Establishment of analytical model for electrostatic discharge gate-to-source capacitance of power metal-oxide-semiconductor field-effect transistor

In the actual human body model (HBM) test, it is found that the electrostatic discharge (ESD) test results of various power metal-oxide-semiconductor field-effect transistor (MOSFET) devices show asymmetry between forward withstand voltage and reverse withstand voltage, while the ESD process does not distinguish between positive direction and negative direction. Large differences between forward and reverse withstand voltages are unacceptable for power MOSFETs or as ESD protection devices. The problem of its causing device failure is particularly pronounced. In this work, by establishing the analytical model of gate-to-source capacitance of SGT-MOSFET, VUMOSFET and VDMOS under the forward and reverse voltages, we comparatively analyze the reasons for the asymmetry of the forward and reverse withstand voltages and their different ratios of the three kinds of power MOSFETs, which provides a theoretical basis for testing the device's ESD and the analyzing their reliability. It is found that the ESD forward and reverse withstand voltage asymmetry phenomena of different power MOSFET structures are related to the variation of gate-to-source capacitance, caused by the reverse-type layer.
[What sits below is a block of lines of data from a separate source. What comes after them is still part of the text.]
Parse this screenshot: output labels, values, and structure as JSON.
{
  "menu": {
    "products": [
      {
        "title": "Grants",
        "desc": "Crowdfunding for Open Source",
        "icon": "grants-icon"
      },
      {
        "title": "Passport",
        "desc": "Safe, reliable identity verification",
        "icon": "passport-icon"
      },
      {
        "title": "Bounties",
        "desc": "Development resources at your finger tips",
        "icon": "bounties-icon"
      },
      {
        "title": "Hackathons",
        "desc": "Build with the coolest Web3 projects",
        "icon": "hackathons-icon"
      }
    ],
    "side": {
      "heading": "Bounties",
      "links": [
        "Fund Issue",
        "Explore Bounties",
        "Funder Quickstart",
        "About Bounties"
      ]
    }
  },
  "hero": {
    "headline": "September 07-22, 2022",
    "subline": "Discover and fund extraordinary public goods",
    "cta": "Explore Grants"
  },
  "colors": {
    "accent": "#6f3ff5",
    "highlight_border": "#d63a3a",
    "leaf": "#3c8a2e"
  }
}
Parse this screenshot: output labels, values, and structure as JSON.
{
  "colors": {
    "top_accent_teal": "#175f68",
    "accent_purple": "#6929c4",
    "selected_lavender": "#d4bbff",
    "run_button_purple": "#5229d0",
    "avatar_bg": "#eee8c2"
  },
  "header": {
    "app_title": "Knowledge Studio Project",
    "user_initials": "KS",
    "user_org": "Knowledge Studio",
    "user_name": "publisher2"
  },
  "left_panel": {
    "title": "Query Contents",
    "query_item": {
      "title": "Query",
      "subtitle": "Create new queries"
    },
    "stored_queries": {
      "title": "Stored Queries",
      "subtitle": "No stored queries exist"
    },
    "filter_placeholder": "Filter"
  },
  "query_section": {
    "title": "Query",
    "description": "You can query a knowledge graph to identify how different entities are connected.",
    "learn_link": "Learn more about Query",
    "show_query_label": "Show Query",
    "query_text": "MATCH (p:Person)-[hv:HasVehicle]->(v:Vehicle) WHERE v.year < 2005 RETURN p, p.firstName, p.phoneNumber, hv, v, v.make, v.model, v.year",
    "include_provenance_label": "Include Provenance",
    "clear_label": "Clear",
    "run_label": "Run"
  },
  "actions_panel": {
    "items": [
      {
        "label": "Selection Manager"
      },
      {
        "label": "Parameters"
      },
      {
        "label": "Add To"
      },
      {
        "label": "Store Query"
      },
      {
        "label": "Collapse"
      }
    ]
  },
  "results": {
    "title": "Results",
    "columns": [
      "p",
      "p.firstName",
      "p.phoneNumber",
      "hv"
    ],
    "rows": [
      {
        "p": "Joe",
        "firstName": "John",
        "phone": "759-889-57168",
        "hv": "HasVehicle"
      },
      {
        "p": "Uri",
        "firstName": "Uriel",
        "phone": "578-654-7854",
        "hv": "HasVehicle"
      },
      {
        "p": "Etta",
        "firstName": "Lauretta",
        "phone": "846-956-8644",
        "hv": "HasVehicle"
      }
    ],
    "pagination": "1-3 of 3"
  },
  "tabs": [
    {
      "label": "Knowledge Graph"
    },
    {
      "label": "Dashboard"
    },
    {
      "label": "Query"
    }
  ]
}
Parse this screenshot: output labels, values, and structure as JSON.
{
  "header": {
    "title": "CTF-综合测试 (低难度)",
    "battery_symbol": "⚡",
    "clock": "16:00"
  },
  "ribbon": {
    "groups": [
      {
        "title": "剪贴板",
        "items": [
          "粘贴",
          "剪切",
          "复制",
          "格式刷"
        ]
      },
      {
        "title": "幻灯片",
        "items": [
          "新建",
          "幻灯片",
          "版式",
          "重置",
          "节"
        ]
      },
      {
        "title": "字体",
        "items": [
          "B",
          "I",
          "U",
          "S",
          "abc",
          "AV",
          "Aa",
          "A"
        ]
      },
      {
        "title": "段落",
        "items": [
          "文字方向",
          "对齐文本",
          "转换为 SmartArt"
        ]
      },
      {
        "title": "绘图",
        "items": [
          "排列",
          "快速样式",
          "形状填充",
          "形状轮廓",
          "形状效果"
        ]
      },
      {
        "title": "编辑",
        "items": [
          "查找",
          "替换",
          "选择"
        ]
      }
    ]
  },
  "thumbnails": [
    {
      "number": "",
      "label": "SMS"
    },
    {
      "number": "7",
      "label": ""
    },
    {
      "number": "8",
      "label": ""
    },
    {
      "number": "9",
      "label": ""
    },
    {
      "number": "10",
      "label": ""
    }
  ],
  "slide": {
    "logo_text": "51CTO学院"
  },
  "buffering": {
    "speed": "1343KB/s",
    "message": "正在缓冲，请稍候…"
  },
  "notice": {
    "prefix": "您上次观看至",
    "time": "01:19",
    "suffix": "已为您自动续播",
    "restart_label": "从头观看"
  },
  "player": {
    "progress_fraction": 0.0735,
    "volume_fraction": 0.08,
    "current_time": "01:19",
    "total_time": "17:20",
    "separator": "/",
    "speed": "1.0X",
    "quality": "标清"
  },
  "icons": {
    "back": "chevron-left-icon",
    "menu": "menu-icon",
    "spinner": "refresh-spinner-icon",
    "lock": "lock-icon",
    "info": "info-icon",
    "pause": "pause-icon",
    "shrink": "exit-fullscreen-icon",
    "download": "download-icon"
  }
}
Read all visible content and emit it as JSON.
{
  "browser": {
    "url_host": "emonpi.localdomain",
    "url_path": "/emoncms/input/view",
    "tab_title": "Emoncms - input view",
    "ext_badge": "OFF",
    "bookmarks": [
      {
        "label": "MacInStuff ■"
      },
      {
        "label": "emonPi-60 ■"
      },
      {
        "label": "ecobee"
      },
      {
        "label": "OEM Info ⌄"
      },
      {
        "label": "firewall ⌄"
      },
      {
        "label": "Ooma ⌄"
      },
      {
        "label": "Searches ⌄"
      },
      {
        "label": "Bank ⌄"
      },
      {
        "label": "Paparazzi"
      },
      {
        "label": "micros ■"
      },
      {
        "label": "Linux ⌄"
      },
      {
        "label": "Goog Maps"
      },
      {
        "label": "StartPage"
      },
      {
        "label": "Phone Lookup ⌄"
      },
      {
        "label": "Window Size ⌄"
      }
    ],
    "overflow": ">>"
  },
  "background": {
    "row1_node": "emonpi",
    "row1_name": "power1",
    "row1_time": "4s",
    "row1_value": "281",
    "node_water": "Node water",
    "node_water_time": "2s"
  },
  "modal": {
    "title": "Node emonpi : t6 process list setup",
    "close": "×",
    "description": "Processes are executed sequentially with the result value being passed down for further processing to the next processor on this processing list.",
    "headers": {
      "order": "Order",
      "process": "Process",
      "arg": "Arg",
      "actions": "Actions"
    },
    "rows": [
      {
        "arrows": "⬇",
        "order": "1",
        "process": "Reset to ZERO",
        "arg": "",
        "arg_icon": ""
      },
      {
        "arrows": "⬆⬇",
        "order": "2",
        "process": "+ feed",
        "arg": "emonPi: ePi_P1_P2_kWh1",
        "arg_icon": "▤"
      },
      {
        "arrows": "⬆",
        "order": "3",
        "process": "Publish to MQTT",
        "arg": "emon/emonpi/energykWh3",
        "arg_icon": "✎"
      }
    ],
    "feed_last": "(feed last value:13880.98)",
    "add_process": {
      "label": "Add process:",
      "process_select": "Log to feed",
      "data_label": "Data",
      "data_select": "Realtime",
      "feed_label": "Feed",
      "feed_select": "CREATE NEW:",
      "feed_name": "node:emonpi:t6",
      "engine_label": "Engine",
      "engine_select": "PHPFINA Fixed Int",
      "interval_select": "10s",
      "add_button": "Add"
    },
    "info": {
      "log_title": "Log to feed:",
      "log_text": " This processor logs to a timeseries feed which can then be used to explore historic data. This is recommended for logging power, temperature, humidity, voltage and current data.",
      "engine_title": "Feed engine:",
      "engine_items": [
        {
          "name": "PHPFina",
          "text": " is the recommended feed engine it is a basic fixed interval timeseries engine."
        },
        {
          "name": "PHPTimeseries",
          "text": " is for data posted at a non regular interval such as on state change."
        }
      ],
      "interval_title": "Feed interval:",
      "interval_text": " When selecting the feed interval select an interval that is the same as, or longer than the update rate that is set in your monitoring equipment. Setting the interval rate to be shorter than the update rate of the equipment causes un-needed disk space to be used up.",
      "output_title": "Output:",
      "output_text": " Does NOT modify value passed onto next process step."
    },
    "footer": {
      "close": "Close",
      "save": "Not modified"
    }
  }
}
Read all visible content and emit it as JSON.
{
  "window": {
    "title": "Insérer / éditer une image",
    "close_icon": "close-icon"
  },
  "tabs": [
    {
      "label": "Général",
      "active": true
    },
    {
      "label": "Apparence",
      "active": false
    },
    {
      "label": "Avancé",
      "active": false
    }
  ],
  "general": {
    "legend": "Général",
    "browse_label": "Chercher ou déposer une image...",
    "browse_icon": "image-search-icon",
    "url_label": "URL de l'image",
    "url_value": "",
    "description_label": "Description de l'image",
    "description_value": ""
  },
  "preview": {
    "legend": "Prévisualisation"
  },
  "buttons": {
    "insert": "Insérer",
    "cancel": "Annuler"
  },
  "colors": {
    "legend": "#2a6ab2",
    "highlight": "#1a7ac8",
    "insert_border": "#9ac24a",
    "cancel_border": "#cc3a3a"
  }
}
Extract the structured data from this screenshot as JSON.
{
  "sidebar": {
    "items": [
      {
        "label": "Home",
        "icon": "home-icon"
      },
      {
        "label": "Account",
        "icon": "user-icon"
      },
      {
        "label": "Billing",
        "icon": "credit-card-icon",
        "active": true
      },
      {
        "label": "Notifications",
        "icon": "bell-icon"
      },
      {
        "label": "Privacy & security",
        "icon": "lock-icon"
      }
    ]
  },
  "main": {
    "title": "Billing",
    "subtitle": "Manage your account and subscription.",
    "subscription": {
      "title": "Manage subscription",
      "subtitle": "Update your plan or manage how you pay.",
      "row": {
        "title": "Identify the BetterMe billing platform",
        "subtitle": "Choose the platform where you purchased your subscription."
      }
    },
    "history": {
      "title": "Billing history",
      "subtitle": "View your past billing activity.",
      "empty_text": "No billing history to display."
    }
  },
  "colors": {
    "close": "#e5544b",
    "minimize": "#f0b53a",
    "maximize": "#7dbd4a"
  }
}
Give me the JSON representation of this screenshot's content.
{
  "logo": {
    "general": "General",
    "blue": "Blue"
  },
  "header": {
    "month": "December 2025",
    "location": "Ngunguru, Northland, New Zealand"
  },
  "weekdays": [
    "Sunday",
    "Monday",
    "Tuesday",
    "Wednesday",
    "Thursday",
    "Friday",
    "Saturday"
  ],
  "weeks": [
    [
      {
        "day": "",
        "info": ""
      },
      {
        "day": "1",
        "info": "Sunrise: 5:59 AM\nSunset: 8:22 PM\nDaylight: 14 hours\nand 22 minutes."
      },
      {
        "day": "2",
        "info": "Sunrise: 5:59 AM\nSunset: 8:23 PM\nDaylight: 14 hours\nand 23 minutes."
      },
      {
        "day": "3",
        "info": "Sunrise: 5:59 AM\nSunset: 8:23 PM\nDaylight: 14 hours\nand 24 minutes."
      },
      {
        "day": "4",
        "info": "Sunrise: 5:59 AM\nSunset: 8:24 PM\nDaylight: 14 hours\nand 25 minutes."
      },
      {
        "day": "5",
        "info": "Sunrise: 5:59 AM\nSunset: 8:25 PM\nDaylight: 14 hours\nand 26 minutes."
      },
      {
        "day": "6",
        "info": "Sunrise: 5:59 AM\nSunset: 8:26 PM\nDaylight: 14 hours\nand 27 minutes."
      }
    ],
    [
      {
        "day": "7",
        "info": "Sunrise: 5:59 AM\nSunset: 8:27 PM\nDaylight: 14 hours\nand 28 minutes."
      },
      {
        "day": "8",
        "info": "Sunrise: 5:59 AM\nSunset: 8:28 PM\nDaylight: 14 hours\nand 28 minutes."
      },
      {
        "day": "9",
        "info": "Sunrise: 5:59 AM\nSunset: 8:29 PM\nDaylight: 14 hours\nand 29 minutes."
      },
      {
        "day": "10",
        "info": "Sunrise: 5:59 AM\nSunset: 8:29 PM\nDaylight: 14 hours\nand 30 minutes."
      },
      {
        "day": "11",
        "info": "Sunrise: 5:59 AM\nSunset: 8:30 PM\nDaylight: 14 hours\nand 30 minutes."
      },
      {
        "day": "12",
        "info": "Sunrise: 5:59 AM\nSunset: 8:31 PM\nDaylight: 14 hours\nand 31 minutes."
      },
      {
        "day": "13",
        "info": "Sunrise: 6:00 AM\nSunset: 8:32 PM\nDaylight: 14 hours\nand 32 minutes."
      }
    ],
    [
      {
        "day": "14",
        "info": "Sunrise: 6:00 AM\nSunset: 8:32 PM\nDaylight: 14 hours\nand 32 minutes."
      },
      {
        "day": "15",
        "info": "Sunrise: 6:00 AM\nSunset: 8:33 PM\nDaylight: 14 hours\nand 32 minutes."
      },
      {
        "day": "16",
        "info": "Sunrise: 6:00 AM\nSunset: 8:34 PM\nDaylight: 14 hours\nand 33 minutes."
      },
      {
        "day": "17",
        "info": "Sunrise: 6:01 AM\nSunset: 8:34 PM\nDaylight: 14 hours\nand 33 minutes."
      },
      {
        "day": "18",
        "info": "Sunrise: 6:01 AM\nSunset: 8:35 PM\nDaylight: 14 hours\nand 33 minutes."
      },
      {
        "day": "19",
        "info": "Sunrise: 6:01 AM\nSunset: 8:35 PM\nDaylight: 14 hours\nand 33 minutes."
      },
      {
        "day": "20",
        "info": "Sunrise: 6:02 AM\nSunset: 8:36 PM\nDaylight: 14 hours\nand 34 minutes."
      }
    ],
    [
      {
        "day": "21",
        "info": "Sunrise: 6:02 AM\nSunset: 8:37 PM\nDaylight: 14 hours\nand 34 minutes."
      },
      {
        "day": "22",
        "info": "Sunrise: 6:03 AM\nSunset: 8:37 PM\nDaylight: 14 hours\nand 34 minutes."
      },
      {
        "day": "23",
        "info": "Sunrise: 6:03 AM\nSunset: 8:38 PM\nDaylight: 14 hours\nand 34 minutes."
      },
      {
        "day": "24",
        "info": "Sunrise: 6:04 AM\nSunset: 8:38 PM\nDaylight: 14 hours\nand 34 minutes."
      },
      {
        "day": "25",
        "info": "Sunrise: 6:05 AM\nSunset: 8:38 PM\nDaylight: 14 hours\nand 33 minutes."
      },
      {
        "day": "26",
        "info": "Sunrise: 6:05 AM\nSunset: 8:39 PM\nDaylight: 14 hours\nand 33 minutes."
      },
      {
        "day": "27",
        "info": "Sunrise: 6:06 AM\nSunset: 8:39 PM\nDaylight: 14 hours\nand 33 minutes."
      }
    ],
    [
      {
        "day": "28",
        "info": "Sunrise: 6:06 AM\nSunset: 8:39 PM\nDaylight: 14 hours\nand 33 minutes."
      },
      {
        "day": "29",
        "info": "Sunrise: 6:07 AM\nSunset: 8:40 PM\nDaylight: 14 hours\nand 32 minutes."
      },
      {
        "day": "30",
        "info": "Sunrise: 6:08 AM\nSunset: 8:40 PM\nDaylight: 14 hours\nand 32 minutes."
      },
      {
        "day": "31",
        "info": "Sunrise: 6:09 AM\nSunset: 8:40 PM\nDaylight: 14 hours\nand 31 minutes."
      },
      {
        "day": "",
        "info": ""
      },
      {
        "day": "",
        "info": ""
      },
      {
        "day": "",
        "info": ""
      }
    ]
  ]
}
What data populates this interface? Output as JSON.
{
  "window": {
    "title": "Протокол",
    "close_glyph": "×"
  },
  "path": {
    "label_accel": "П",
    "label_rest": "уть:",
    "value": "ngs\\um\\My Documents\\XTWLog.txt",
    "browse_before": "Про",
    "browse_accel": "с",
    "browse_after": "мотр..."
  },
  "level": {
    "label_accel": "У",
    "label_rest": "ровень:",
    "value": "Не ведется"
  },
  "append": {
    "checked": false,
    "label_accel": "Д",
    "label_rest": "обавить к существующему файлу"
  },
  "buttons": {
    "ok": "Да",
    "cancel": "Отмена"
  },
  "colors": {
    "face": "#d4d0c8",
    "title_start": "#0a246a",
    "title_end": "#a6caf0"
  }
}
When a forward voltage is applied across the gate and source, the device gateto-source capacitance consists of the oxide layer capacitance around the gate in parallel; when a reverse voltage is applied, the gate-to-source capacitance consists of the virtual gate-to-drain capacitance in series with the inverse layer capacitance and then in parallel with the other oxide layer capacitance around the gate. This results in a decrease of the gate-to-source capacitance at the reverse voltage, making the device reverse withstand voltage greater than the forward withstand voltage. The difference in the ratio of ESD reverse withstand voltage to forward withstand voltage among different devices is related to the change of the capacitance of the inverse layer in the gate-to-source capacitor under reverse voltage caused by the difference in device structure.